DNA-Binding and Antiproliferative Properties of Palladium(II) Complexes with Tridentate Ligands
Inorganica Chimica Acta, 2024
Tridentate ligands of the type N^{N^{OH }}were obtained from the reactions between salicylaldehyde derivatives (3-ethoxy, 4-diethylamino, 4-hydroxy) and primary amines (2-picolylamine or N-phenylethylenediamine), and were used to synthesize a set of five palladium complexes of the general formula Pd(N^{NO})Cl. The new complexes were characterized by NMR spectroscopy and mass spectrometry; further confirmation of the structure of Pd-Py-OEt was provided by single-crystal XRD. A DNA-binding study confirmed the importance of the ligand on the mode of binding with ct-DNA. Four complexes possess apparent binding constants in the same range, and all are higher than that of Pd-EN-NEt2. The BSA-binding proceeds via the formation of BSA-compound adducts, with higher binding constants for the ethylene-containing example due to the more flexible ligand.
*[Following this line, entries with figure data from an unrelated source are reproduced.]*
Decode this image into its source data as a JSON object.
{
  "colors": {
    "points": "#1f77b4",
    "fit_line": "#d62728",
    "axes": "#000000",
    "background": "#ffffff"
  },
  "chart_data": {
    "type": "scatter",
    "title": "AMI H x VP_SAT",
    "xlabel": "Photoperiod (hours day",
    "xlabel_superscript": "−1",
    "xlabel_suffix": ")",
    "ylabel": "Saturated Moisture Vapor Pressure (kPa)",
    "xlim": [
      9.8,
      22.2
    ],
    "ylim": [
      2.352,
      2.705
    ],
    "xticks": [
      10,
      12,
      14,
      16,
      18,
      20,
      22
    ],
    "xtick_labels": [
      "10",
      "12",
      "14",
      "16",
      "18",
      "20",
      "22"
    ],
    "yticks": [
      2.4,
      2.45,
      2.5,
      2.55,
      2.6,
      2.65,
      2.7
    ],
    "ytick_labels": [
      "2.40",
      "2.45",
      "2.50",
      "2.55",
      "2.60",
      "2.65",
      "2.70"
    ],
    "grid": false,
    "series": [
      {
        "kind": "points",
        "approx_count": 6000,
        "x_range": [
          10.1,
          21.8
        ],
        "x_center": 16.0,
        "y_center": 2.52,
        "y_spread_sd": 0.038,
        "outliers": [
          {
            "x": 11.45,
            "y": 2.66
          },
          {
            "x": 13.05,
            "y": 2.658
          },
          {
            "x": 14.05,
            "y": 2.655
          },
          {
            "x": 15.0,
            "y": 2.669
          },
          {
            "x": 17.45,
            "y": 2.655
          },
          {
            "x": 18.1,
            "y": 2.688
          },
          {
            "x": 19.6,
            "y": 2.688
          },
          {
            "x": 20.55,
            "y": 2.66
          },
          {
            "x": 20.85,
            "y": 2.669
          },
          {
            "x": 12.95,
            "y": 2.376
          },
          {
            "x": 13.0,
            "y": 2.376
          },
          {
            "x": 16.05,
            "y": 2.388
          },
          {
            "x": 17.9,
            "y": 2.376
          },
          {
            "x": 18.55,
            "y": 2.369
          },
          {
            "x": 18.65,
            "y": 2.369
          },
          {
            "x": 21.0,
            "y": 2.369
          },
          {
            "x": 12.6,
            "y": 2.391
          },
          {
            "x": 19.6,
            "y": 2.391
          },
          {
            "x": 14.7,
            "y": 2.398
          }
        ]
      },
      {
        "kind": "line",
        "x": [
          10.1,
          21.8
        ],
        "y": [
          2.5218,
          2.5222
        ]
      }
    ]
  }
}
Molecular docking studies identified the binding site at the cleft of BSA. Anticancer properties of the palladium complexes are poorer than those of their platinum analogues, although Pd-Py-OEt and Pd-Py-NEt2 exhibit cytotoxicity similar to that of cisplatin, and significantly better cytotoxicity towards the cancer cell line over a normal cell line. Flow cytometry analysis suggests a late apoptotic cell death pathway for Pd-Py-OEt. Pd-Py-OEt; they afford different cell cycle accumulation patterns compared to Pt-Py-OEt and cisplatin, which suggests mechanistic differences in their anticancer activities.